住宅の設備や性能ではもはや大きな差別化が図れない時代、残された数少ない分野がデザインといってもいいでしょう。ただ一言でデザインといってもその意味するところは実に広くかつ深い分野です。最近の住宅業界で謳われているデザインとはどういう定義でどういうものなのか。デザイン力を強みとして打ち出す住宅企業のフォーラムから考えてみます。

河名 紀子

執筆者:河名 紀子

家づくりトレンド情報ガイド

前提を疑うことからデザインは始まる

傘の柄

深澤氏考案。雨の日の買い物。傘の柄にちょっとくぼみがあれば便利。

例えば、濡れた傘を立てる場所が欲しいという顕在ニーズがあれば、傘立てという「モノ」をつくればOKでした。それを丸くするか四角くするか、洋風にするか和風にするか。それがこれまでのデザインの世界でした。
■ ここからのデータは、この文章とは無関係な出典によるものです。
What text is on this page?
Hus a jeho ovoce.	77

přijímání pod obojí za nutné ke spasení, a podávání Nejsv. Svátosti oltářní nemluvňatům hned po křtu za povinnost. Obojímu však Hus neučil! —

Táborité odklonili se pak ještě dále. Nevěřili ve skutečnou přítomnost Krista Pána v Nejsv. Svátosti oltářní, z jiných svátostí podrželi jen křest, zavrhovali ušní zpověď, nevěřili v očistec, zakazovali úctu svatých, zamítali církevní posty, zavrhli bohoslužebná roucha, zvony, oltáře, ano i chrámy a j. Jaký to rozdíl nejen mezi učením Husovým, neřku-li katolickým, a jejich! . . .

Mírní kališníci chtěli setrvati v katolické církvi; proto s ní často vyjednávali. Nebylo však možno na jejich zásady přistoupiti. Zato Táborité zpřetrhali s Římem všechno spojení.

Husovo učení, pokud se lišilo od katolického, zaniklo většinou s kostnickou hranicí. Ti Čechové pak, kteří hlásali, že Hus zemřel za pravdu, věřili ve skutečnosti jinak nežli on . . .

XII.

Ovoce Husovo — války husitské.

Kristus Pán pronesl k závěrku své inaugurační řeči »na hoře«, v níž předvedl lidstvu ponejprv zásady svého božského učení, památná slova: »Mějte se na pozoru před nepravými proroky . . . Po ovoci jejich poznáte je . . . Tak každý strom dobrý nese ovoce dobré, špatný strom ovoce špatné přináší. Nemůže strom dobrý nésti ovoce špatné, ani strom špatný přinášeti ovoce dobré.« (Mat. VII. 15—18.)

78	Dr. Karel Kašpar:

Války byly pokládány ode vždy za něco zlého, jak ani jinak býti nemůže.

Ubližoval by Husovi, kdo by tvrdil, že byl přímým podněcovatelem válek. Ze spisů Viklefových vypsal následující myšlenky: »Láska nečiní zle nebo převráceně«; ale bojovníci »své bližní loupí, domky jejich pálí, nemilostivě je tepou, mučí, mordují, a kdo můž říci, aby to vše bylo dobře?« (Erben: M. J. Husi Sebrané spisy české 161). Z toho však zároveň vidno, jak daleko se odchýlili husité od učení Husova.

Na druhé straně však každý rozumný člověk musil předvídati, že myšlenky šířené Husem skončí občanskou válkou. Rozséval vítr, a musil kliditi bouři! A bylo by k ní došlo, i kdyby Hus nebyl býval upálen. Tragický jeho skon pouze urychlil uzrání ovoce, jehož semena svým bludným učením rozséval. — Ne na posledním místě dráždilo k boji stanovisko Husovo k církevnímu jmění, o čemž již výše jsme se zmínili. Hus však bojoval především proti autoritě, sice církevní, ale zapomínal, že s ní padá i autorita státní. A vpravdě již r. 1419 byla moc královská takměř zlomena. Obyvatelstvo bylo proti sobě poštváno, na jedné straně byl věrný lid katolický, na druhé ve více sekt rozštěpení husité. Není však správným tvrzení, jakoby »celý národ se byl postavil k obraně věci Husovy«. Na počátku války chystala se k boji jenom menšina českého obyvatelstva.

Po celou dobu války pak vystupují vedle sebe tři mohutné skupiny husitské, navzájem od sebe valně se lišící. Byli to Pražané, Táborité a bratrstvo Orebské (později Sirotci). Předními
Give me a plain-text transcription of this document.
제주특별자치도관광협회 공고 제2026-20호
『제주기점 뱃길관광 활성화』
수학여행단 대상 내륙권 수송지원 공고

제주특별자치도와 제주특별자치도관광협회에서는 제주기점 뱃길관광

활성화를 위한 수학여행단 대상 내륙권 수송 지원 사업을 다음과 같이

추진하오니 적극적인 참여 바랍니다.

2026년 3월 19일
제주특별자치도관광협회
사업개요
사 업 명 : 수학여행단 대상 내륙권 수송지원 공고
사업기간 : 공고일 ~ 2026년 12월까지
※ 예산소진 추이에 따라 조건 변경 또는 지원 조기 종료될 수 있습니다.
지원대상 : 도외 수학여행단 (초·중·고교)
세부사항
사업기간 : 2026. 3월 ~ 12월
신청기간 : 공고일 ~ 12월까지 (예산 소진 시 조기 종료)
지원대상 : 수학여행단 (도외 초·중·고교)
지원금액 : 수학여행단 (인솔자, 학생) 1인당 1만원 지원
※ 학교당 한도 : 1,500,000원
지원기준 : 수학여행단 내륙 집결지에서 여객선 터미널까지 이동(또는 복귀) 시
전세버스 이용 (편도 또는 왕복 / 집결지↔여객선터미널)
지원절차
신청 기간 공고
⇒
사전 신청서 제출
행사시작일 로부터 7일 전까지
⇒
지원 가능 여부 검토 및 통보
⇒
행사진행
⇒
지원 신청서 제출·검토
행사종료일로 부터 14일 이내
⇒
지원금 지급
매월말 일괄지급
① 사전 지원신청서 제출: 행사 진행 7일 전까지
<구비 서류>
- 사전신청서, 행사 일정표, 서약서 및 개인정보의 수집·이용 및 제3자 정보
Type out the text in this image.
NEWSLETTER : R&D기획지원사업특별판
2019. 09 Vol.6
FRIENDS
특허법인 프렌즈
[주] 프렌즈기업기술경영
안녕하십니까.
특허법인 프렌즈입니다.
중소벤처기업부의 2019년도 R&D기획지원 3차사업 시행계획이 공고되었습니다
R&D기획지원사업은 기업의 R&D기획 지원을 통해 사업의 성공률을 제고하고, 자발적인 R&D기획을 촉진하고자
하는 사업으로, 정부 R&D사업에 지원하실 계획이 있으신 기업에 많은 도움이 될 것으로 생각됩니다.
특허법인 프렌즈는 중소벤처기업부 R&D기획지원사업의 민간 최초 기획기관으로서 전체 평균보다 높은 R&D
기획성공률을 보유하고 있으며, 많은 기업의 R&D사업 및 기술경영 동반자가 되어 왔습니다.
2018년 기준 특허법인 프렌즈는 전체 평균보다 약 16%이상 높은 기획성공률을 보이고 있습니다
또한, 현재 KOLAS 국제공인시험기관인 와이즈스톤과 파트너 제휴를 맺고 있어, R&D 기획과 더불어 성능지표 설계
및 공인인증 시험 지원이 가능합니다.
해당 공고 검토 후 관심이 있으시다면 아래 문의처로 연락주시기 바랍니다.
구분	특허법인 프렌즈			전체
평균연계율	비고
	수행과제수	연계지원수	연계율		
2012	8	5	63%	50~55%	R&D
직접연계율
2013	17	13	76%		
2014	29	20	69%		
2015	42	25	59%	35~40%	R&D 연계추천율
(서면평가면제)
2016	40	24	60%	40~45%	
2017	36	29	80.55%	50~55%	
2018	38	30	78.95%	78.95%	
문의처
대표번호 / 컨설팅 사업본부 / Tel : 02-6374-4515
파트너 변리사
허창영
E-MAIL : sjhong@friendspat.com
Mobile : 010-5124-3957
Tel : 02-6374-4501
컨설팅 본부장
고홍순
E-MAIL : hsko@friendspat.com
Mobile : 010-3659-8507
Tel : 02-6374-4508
しかし、そういう「モノ」も開発しつくされた今、「モノ」をいかに壁側や人間側に取り込んでいくか。「丸でも角でもいいけど、本当にそういう傘立てが必要なのか?狭い玄関に傘立てを置く必要があるのか?壁にかけたり、傘の先を入れる溝さえあればいいのではないか」と前提を疑うことから始めるのがデザインであると深澤氏は言います。

深澤

あらゆるモノは「住宅の壁」か「人間側」に吸い込まれていく

結果、それまで家電として単体としての物体だったテレビも電子レンジも食洗機も、次々と壁の中に埋め込まれていき、テレビやパソコンや友達とのネットワークは、人が肌身離さず持ち歩く携帯電話やスマートフォンの中に埋め込まれていく。家は究極的には、様々な機能が埋め込まれた壁と、自分という生命体の2つだけの「モノ」にどんどん吸収されていく、ミニマムは最大のマキシマムという持論がとても面白いと思いました。

デザインは言葉力と定義力から始まる

マチス

画家マチスは全体を俯瞰するために長い筆を使って描いていた、と深澤氏。

深澤氏の話を聞いて印象的と思ったのは、言葉をつくりだす力と定義力です。「行為に相即するデザイン」「意識の中心」「ふつう」「輪郭」「典型」など、自らのデザイン哲学をワンワードで凝縮して分かりやすく表現してしまう力は、日本語・英語を問わず国や領域を超えて高い評価を得ている所以なのだと思います。

「美とは、人とモノと環境の関係が調和していることをいう。皆が美しいというのは、皆が同じ環境・状況・価値観を共有しているからであるが、これは時やあるきっかけで簡単に変わりうるもの。だから美しさは不変でも普遍でもない。デザインとは、美・世界・形を改めて定義づけ、空気(空間)に新たな輪郭を引く行為のことである」(深澤氏)。

こうした言葉による定義づけもそれだけで明確なのですが、自らデザインして国内外で評価されたプロダクトのビジュアル写真とともに説明されることで、日本だけでなく世界や老若男女誰もが納得できるのだと実感しました。

一見カタチがなくとらえどころのないデザイン。それを形作っているのは、曲線や直線とかの違いではなく、言葉とそれを表現するビジュアルイメージが根柢にあると気づかされたフォーラムでした。